Salbungsvolle Worte zum Weltfrauentag helfen uns nicht weiter
Was zu tun wäre, liegt auf der Hand. Es wird notwendig sein, dass die Bundesregierung die gesetzlichen Voraussetzungen schafft, Frauen vor einer dauerhaften Teilzeitfalle und dem damit verbundenen Risiko einer Altersarmut zu bewahren. Leisten Frauen jahrelang Kindererziehung, muss automatisch bei der Pensionsberechnung ausgeglichen werden. Auch in der Pflege von Angehörigen muss ein sozialer Ausgleich stattfinden. Hier ist jetzt eine Pflegereform in Ausarbeitung deren Ziel, echte Fairness sein muss!

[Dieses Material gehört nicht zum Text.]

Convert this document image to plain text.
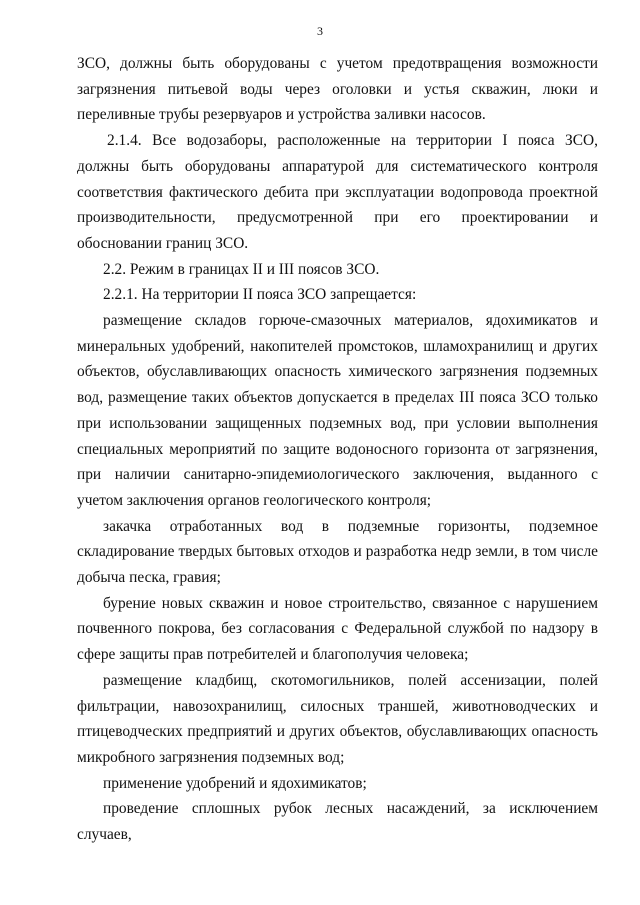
3

ЗСО, должны быть оборудованы с учетом предотвращения возможности загрязнения питьевой воды через оголовки и устья скважин, люки и переливные трубы резервуаров и устройства заливки насосов.

2.1.4. Все водозаборы, расположенные на территории I пояса ЗСО, должны быть оборудованы аппаратурой для систематического контроля соответствия фактического дебита при эксплуатации водопровода проектной производительности, предусмотренной при его проектировании и обосновании границ ЗСО.

2.2. Режим в границах II и III поясов ЗСО.

2.2.1. На территории II пояса ЗСО запрещается:

размещение складов горюче-смазочных материалов, ядохимикатов и минеральных удобрений, накопителей промстоков, шламохранилищ и других объектов, обуславливающих опасность химического загрязнения подземных вод, размещение таких объектов допускается в пределах III пояса ЗСО только при использовании защищенных подземных вод, при условии выполнения специальных мероприятий по защите водоносного горизонта от загрязнения, при наличии санитарно-эпидемиологического заключения, выданного с учетом заключения органов геологического контроля;

закачка отработанных вод в подземные горизонты, подземное складирование твердых бытовых отходов и разработка недр земли, в том числе добыча песка, гравия;

бурение новых скважин и новое строительство, связанное с нарушением почвенного покрова, без согласования с Федеральной службой по надзору в сфере защиты прав потребителей и благополучия человека;

размещение кладбищ, скотомогильников, полей ассенизации, полей фильтрации, навозохранилищ, силосных траншей, животноводческих и птицеводческих предприятий и других объектов, обуславливающих опасность микробного загрязнения подземных вод;

применение удобрений и ядохимикатов;

проведение сплошных рубок лесных насаждений, за исключением случаев,
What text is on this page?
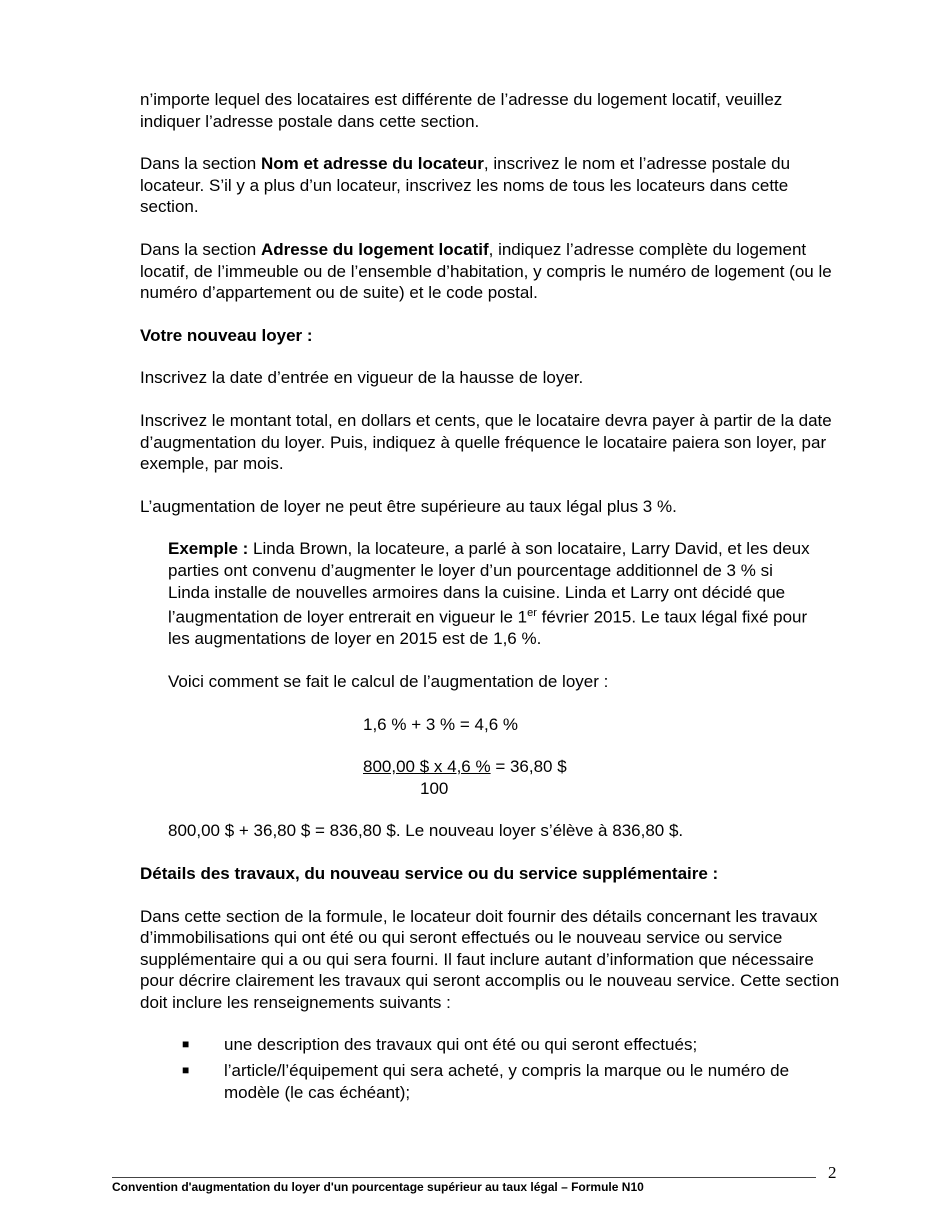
n’importe lequel des locataires est différente de l’adresse du logement locatif, veuillez indiquer l’adresse postale dans cette section.

Dans la section Nom et adresse du locateur, inscrivez le nom et l’adresse postale du locateur. S’il y a plus d’un locateur, inscrivez les noms de tous les locateurs dans cette section.

Dans la section Adresse du logement locatif, indiquez l’adresse complète du logement locatif, de l’immeuble ou de l’ensemble d’habitation, y compris le numéro de logement (ou le numéro d’appartement ou de suite) et le code postal.

Votre nouveau loyer :

Inscrivez la date d’entrée en vigueur de la hausse de loyer.

Inscrivez le montant total, en dollars et cents, que le locataire devra payer à partir de la date d’augmentation du loyer. Puis, indiquez à quelle fréquence le locataire paiera son loyer, par exemple, par mois.

L’augmentation de loyer ne peut être supérieure au taux légal plus 3 %.

Exemple : Linda Brown, la locateure, a parlé à son locataire, Larry David, et les deux parties ont convenu d’augmenter le loyer d’un pourcentage additionnel de 3 % si Linda installe de nouvelles armoires dans la cuisine. Linda et Larry ont décidé que l’augmentation de loyer entrerait en vigueur le 1er février 2015. Le taux légal fixé pour les augmentations de loyer en 2015 est de 1,6 %.

Voici comment se fait le calcul de l’augmentation de loyer :

1,6 % + 3 % = 4,6 %
800,00 $ x 4,6 % = 36,80 $
100

800,00 $ + 36,80 $ = 836,80 $. Le nouveau loyer s’élève à 836,80 $.

Détails des travaux, du nouveau service ou du service supplémentaire :

Dans cette section de la formule, le locateur doit fournir des détails concernant les travaux d’immobilisations qui ont été ou qui seront effectués ou le nouveau service ou service supplémentaire qui a ou qui sera fourni. Il faut inclure autant d’information que nécessaire pour décrire clairement les travaux qui seront accomplis ou le nouveau service. Cette section doit inclure les renseignements suivants :

■ une description des travaux qui ont été ou qui seront effectués;
■ l’article/l’équipement qui sera acheté, y compris la marque ou le numéro de modèle (le cas échéant);
2
Convention d'augmentation du loyer d'un pourcentage supérieur au taux légal – Formule N10
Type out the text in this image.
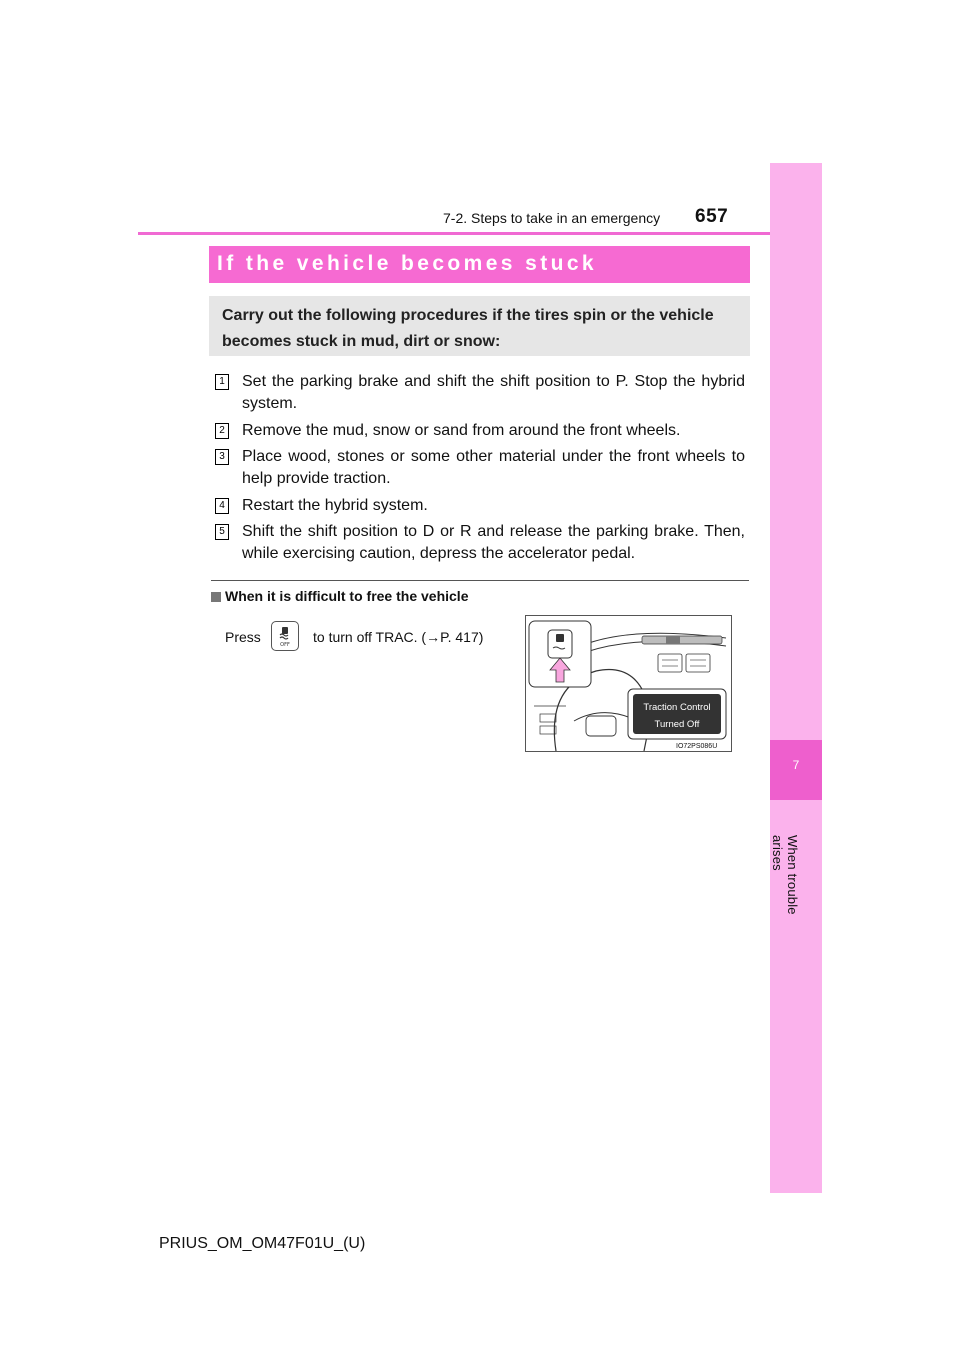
7-2. Steps to take in an emergency 657
7
When trouble arises
If the vehicle becomes stuck
Carry out the following procedures if the tires spin or the vehicle becomes stuck in mud, dirt or snow:
1 Set the parking brake and shift the shift position to P. Stop the hybrid system.
2 Remove the mud, snow or sand from around the front wheels.
3 Place wood, stones or some other material under the front wheels to help provide traction.
4 Restart the hybrid system.
5 Shift the shift position to D or R and release the parking brake. Then, while exercising caution, depress the accelerator pedal.
When it is difficult to free the vehicle
Press	OFF to turn off TRAC. (→P. 417)
Traction Control
Turned Off
IO72PS086U
PRIUS_OM_OM47F01U_(U)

Weitere Forderungen des Seniorenbund
- Frauen müssen im Scheidungsfall verbindlich über die Auswirkungen der Scheidung auf ihre Pensionsansprüche aufgeklärt werden. Verzichtet eine Frau etwa auf den Unterhalt und bekommt stattdessen eine Eigentumswohnung zugesprochen, hat dies gravierende Auswirkungen auf ihre Pension.
- Im Scheidungsfall sollen Pensionskonto-Gutschriften im Fall geleisteter Kindererziehungszeiten automatisch geteilt werden.
- Die Anrechnung von vier Jahren Kindererziehungszeiten pro Kind für die Pension, unabhängig wann die Kinder geboren wurden. Zudem sollte das Median-Einkommen für die Berechnung herangezogen werden.
Frauen haben sich vieles erkämpft, in den großen Linien wurde Gleichberechtigung erreicht. Wir diskutieren heute nicht mehr darüber, ob Frauen berufstätig sind und trotz Kindern Karriere machen. Doch diese Sicherheit ist trügerisch. Das Risiko der Altersarmut aufgrund fehlender Erwerbsjahre ist vielen Frauen nicht bewusst. Das ist umso erstaunlicher, als im urbanen Raum mittlerweile jede zweite Ehe geschieden wird.
Auf diese Fallstricke mache ich seit Jahren aufmerksam und ich werde weiterhin dafür kämpfen, dass für jene, die überwiegend Kindererziehung und Pflege leisten, ein spürbarer Effekt in Richtung Fairness erzielt wird!
Und die Hauptlast tragen die Frauen.